I've been working on a python project that can recognize codes in pictures but I've run into trouble when the code is sideways and in such a nosy background nothing I've tried has been close to working so I'm shooting in the dark. Some insight into how to solve this problem would be appreciated. I've tried anything from tesseract to Keras-ocr but I only get back random numbers and letters.

import pytesseract
import PIL.Image

import cv2


my_config = r"--psm 11 --oem 3"

text = pytesseract.image_to_string(PIL.Image.open(path_to_image2), config = my_config)
print(text)

Ive also tried lots of stuff with cv2 like creating masks but the masks arent dynamic enough to filter out the background

Here are two examples that I've been dealing with Thank you to anyone who tries to help me out!

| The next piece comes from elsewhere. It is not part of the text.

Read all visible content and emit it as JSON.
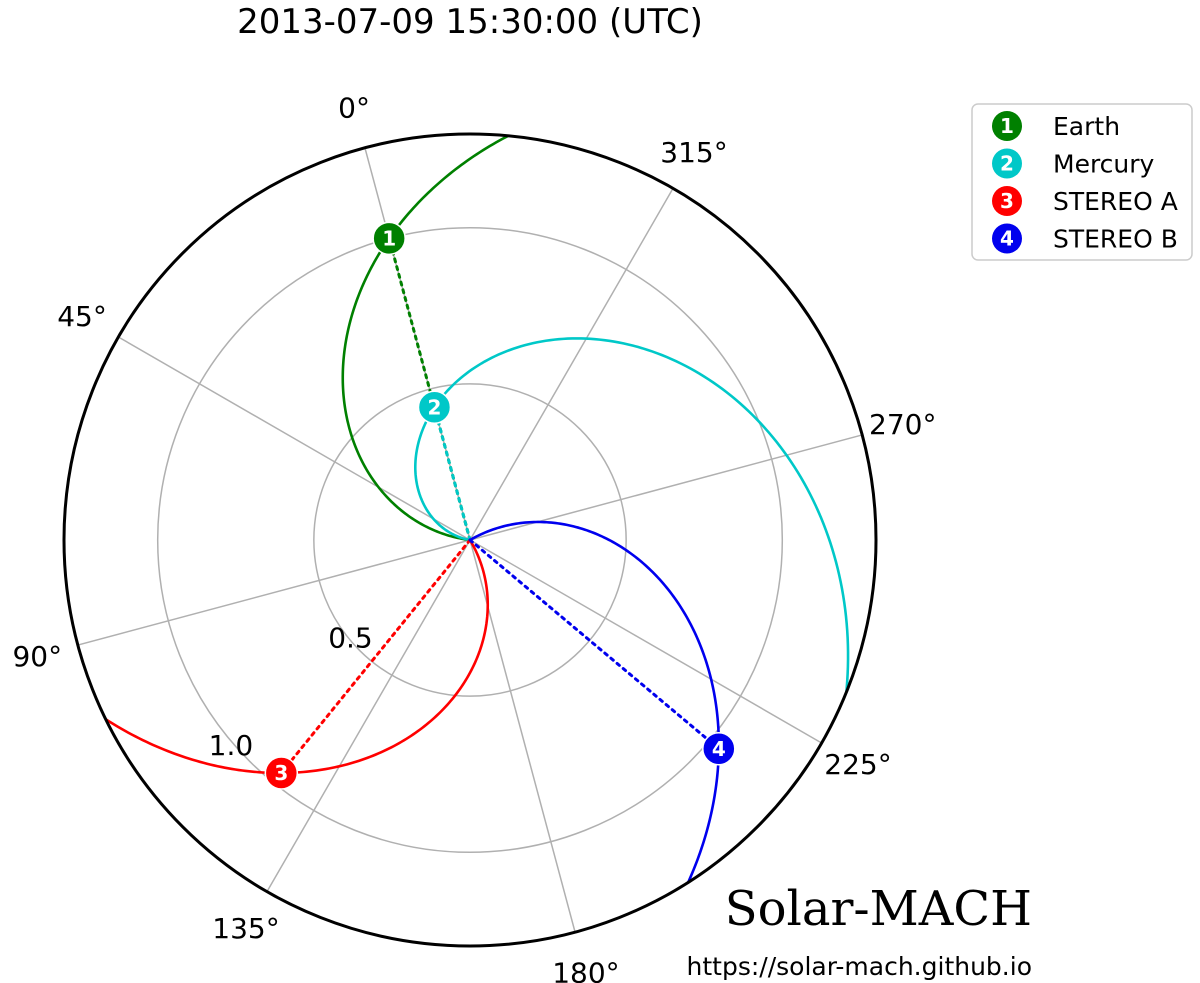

enter image description here enter image description here


Solution

  • I hope this will help for your case. I had tried the same exact scenario with easyocr.

    import easyocr
    import cv2
    import numpy as np
    from scipy import ndimage
    
    
    def image_sharpen(image, kernel_size=(5, 5), sigma=1.0, amount=1.0, threshold=0):
        blurred = cv2.GaussianBlur(image, kernel_size, sigma)
        sharpened = float(amount + 1) * image - float(amount) * blurred
        sharpened = np.maximum(sharpened, np.zeros(sharpened.shape))
        sharpened = np.minimum(sharpened, 255 * np.ones(sharpened.shape))
        sharpened = sharpened.round().astype(np.uint8)
        if threshold > 0:
            low_contrast_mask = np.absolute(image - blurred) < threshold
            np.copyto(sharpened, image, where=low_contrast_mask)
        return sharpened
    
    def reduce_brightness(image, gamma=1.0):
        invGamma = 1.0 / gamma
        table = np.array([((i / 255.0) ** invGamma) * 255
                          for i in np.arange(0, 256)]).astype("uint8")
        return cv2.LUT(image, table)
    
    gamma = 0.35
    rotation_angle = 155 # 25
    image = cv2.imread('pze5c.png') # yCVet.jpg
    rotate_image = ndimage.rotate(image,rotation_angle) 
    sharpened = image_sharpen(rotate_image)
    adjusted = reduce_brightness(sharpened, gamma=gamma)
    
    cv2.imwrite('resize.png', adjusted)
    # cv2.imshow('',adjusted)
    # cv2.waitKey(0)
    reader = easyocr.Reader(['en'], gpu=False)
    result = reader.readtext('resize.png')
    for detection in result:
        print(detection)
    

    The output what i got is

    ([[37, 394], [994, 394], [994, 505], [37, 505]], '9 Q 9 E - C R H L G F  D ] B', 0.13722358295856807)
    

    Instead of J it recognized ]

    for the other image i change the rotation angle as 25. The output is,

    ([[78, 565], [1515, 565], [1515, 678], [78, 678]], "Z G P H ' $ B X Z B 2 - 5 M B *", 0.3908300967267578)
    

    Instead of S it picked $. Feel free to play around with gamma, rotational angle and other. For higher performance, you go with google vision but it is non-opensource.